Sınavda 'zaman' sorunu
Diğer sorun ise açık uçlu sorulara yanıt verirken cevap anahtarında daha fazla kodlama yapılacak olması nedeniyle ortaya çıkan “zaman” sorunudur. Açık uçlu soruların öğrencilerde zamanı iyi değerlendirememe kaygısı yaratacağı ve bu nedenle üzerlerindeki stresi artıracağı gözetilmeli, sınav süresi buna uygun olarak belirlenmelidir.
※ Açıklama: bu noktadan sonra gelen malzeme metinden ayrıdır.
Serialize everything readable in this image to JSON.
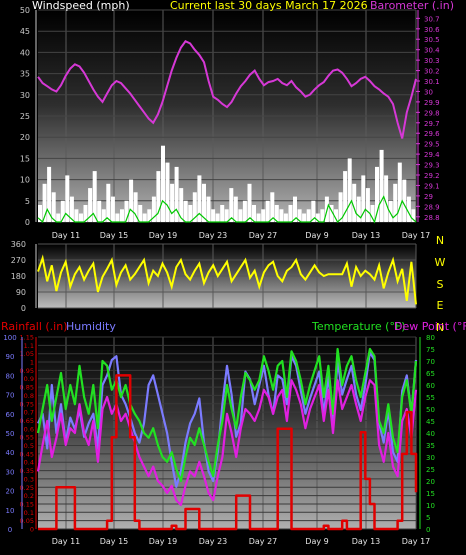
{
  "header": {
    "wind_title": "Windspeed (mph)",
    "center_title": "Current last 30 days March 17 2026",
    "baro_title": "Barometer (.in)"
  },
  "bottom_titles": {
    "rain": "Rainfall (.in)",
    "humidity": "Humidity",
    "temperature": "Temperature (°F)",
    "dewpoint": "Dew Point (°F)"
  },
  "colors": {
    "wind": "#ffffff",
    "gust": "#00c800",
    "barometer": "#d638d6",
    "direction": "#ffff00",
    "rain": "#e00000",
    "humidity": "#7b7bff",
    "temperature": "#22e022",
    "dewpoint": "#e020e0",
    "title_yellow": "#ffff00",
    "axis_text": "#c8c8c8"
  },
  "x_axis_labels": [
    "Day 11",
    "Day 15",
    "Day 19",
    "Day 23",
    "Day 27",
    "Day 9",
    "Day 13",
    "Day 17"
  ],
  "compass_labels": [
    "N",
    "W",
    "S",
    "E",
    "N"
  ],
  "chart_data": [
    {
      "type": "area",
      "name": "wind_and_barometer",
      "y_left": {
        "label": "Windspeed (mph)",
        "ticks": [
          "0",
          "5",
          "10",
          "15",
          "20",
          "25",
          "30",
          "35",
          "40",
          "45",
          "50"
        ],
        "range": [
          0,
          50
        ]
      },
      "y_right": {
        "label": "Barometer (.in)",
        "ticks": [
          "28.8",
          "28.9",
          "29",
          "29.1",
          "29.2",
          "29.3",
          "29.4",
          "29.5",
          "29.6",
          "29.7",
          "29.8",
          "29.9",
          "30",
          "30.1",
          "30.2",
          "30.3",
          "30.4",
          "30.5",
          "30.6",
          "30.7"
        ],
        "range": [
          28.75,
          30.78
        ]
      },
      "series": [
        {
          "name": "Windspeed",
          "values": [
            4,
            9,
            13,
            7,
            2,
            5,
            11,
            6,
            3,
            2,
            4,
            8,
            12,
            5,
            3,
            9,
            6,
            2,
            3,
            5,
            10,
            7,
            4,
            2,
            3,
            6,
            12,
            18,
            14,
            9,
            13,
            8,
            5,
            4,
            7,
            11,
            9,
            6,
            3,
            2,
            4,
            3,
            8,
            6,
            3,
            5,
            9,
            4,
            2,
            3,
            5,
            7,
            4,
            3,
            2,
            4,
            6,
            3,
            2,
            3,
            5,
            2,
            3,
            6,
            4,
            3,
            7,
            12,
            15,
            9,
            6,
            11,
            8,
            4,
            13,
            17,
            11,
            5,
            9,
            14,
            10,
            6,
            3
          ]
        },
        {
          "name": "Gust",
          "values": [
            1,
            0,
            3,
            1,
            0,
            0,
            2,
            1,
            0,
            0,
            0,
            1,
            2,
            0,
            0,
            1,
            0,
            0,
            0,
            0,
            3,
            2,
            0,
            0,
            0,
            1,
            2,
            5,
            4,
            2,
            3,
            1,
            0,
            0,
            1,
            2,
            1,
            0,
            0,
            0,
            0,
            0,
            1,
            0,
            0,
            0,
            1,
            0,
            0,
            0,
            0,
            1,
            0,
            0,
            0,
            0,
            1,
            0,
            0,
            0,
            1,
            0,
            0,
            4,
            2,
            0,
            1,
            3,
            5,
            2,
            1,
            3,
            2,
            0,
            4,
            6,
            3,
            1,
            2,
            5,
            3,
            1,
            0
          ]
        },
        {
          "name": "Barometer",
          "values": [
            30.14,
            30.08,
            30.05,
            30.02,
            30.0,
            30.06,
            30.15,
            30.22,
            30.26,
            30.24,
            30.18,
            30.1,
            30.02,
            29.95,
            29.9,
            29.98,
            30.06,
            30.1,
            30.08,
            30.03,
            29.98,
            29.92,
            29.86,
            29.8,
            29.74,
            29.7,
            29.78,
            29.9,
            30.05,
            30.2,
            30.32,
            30.42,
            30.48,
            30.46,
            30.4,
            30.35,
            30.28,
            30.1,
            29.95,
            29.92,
            29.88,
            29.85,
            29.9,
            29.98,
            30.05,
            30.1,
            30.16,
            30.2,
            30.12,
            30.06,
            30.09,
            30.1,
            30.12,
            30.08,
            30.06,
            30.1,
            30.04,
            30.0,
            29.95,
            29.97,
            30.02,
            30.06,
            30.09,
            30.15,
            30.2,
            30.21,
            30.18,
            30.12,
            30.05,
            30.08,
            30.12,
            30.14,
            30.1,
            30.05,
            30.02,
            29.98,
            29.95,
            29.88,
            29.7,
            29.55,
            29.8,
            29.95,
            30.12
          ]
        }
      ]
    },
    {
      "type": "line",
      "name": "wind_direction",
      "y_left": {
        "ticks": [
          "360",
          "270",
          "180",
          "90",
          "0"
        ],
        "range": [
          0,
          360
        ]
      },
      "series": [
        {
          "name": "Wind Direction",
          "values": [
            205,
            280,
            150,
            240,
            95,
            200,
            260,
            120,
            190,
            230,
            160,
            210,
            250,
            90,
            175,
            220,
            270,
            130,
            200,
            240,
            160,
            190,
            230,
            270,
            140,
            210,
            180,
            250,
            200,
            120,
            230,
            270,
            190,
            160,
            210,
            250,
            140,
            200,
            240,
            180,
            220,
            260,
            150,
            190,
            230,
            270,
            170,
            210,
            120,
            200,
            240,
            260,
            180,
            150,
            210,
            230,
            270,
            190,
            160,
            200,
            240,
            200,
            180,
            190,
            190,
            190,
            190,
            250,
            120,
            230,
            180,
            210,
            190,
            160,
            240,
            110,
            200,
            270,
            150,
            220,
            40,
            260,
            20
          ]
        }
      ]
    },
    {
      "type": "line",
      "name": "rain_humidity_temp_dew",
      "y_left_rain": {
        "ticks": [
          "0",
          "0.05",
          "0.1",
          "0.15",
          "0.2",
          "0.25",
          "0.3",
          "0.35",
          "0.4",
          "0.45",
          "0.5",
          "0.55",
          "0.6",
          "0.65",
          "0.7",
          "0.75",
          "0.8",
          "0.85",
          "0.9",
          "0.95",
          "1",
          "1.05",
          "1.1",
          "1.15"
        ],
        "range": [
          0,
          1.15
        ]
      },
      "y_left_humidity": {
        "ticks": [
          "0",
          "10",
          "20",
          "30",
          "40",
          "50",
          "60",
          "70",
          "80",
          "90",
          "100"
        ],
        "range": [
          0,
          100
        ]
      },
      "y_right_temp": {
        "ticks": [
          "0",
          "5",
          "10",
          "15",
          "20",
          "25",
          "30",
          "35",
          "40",
          "45",
          "50",
          "55",
          "60",
          "65",
          "70",
          "75",
          "80"
        ],
        "range": [
          0,
          80
        ]
      },
      "series": [
        {
          "name": "Rainfall",
          "values": [
            0,
            0,
            0,
            0,
            0.25,
            0.25,
            0.25,
            0.25,
            0,
            0,
            0,
            0,
            0,
            0,
            0,
            0.05,
            0.55,
            0.92,
            0.92,
            0.92,
            0.55,
            0.05,
            0,
            0,
            0,
            0,
            0,
            0,
            0,
            0.02,
            0,
            0,
            0.12,
            0.12,
            0.12,
            0,
            0,
            0,
            0,
            0,
            0,
            0,
            0,
            0.2,
            0.2,
            0.2,
            0,
            0,
            0,
            0,
            0,
            0,
            0.6,
            0.6,
            0.6,
            0,
            0,
            0,
            0,
            0,
            0,
            0,
            0.02,
            0,
            0,
            0,
            0.05,
            0,
            0,
            0,
            0.58,
            0.3,
            0.15,
            0,
            0,
            0,
            0,
            0,
            0.05,
            0.45,
            0.7,
            0.45,
            0.22
          ]
        },
        {
          "name": "Humidity",
          "values": [
            55,
            60,
            42,
            75,
            50,
            65,
            45,
            58,
            52,
            62,
            48,
            55,
            60,
            42,
            75,
            80,
            88,
            90,
            70,
            65,
            58,
            50,
            45,
            55,
            75,
            80,
            70,
            60,
            50,
            35,
            22,
            30,
            45,
            55,
            60,
            68,
            45,
            30,
            25,
            40,
            65,
            85,
            70,
            48,
            55,
            82,
            78,
            65,
            75,
            85,
            70,
            60,
            80,
            78,
            65,
            90,
            85,
            72,
            60,
            68,
            75,
            82,
            60,
            80,
            52,
            88,
            70,
            78,
            85,
            70,
            62,
            75,
            92,
            88,
            55,
            45,
            62,
            40,
            35,
            72,
            80,
            60,
            88
          ]
        },
        {
          "name": "Temperature",
          "values": [
            40,
            50,
            60,
            45,
            55,
            65,
            50,
            60,
            52,
            68,
            55,
            48,
            60,
            42,
            70,
            68,
            58,
            62,
            55,
            60,
            52,
            48,
            45,
            40,
            38,
            42,
            35,
            30,
            28,
            32,
            25,
            20,
            30,
            38,
            35,
            42,
            35,
            28,
            22,
            35,
            45,
            60,
            50,
            42,
            55,
            65,
            62,
            58,
            62,
            72,
            66,
            58,
            68,
            70,
            55,
            74,
            70,
            62,
            52,
            60,
            66,
            72,
            55,
            68,
            48,
            75,
            60,
            68,
            72,
            62,
            55,
            65,
            75,
            72,
            45,
            40,
            52,
            38,
            32,
            55,
            62,
            48,
            70
          ]
        },
        {
          "name": "Dew Point",
          "values": [
            24,
            35,
            45,
            30,
            38,
            48,
            35,
            42,
            40,
            52,
            40,
            35,
            45,
            28,
            50,
            55,
            48,
            52,
            45,
            48,
            42,
            36,
            30,
            26,
            22,
            26,
            20,
            18,
            15,
            18,
            12,
            10,
            18,
            24,
            22,
            28,
            22,
            15,
            12,
            22,
            30,
            48,
            40,
            30,
            42,
            50,
            48,
            45,
            50,
            58,
            55,
            48,
            55,
            58,
            45,
            62,
            58,
            52,
            42,
            50,
            55,
            60,
            45,
            58,
            40,
            62,
            50,
            55,
            60,
            52,
            45,
            55,
            62,
            60,
            35,
            28,
            40,
            26,
            22,
            45,
            50,
            38,
            58
          ]
        }
      ]
    }
  ]
}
"Dayatmacı politikaları terk edin"
Eğitim Sen olarak, sınav sistemi odaklı bir eğitim sisteminden vazgeçilmesi gerektiğini her fırsatta ifade ediyoruz. Bunun olabilmesi için eğitime bakış açısında ve eğitim politikalarında köklü bir dönüşüme ihtiyaç vardır. Hükümetin eğitim sistemine yüklediği ideolojik işlev ise bu dönüşümü imkansız kılmaktadır. Bu nedenledir ki hiç değilse öğrencilerimizin, gençlerimizin geleceğini yakından ilgilendiren bir konuda ÖSYM, YÖK ve MEB'in daha hassas hareket etmesi ve dayatmacı politikaları terk etmesi gerekmektedir. Eğitim Sen olarak talebimiz, yapılan değişikliklere dair geniş bir mutabakatın aranması ve önümüzdeki eğitim-öğretim yılı sonunda hayata geçirilmesidir.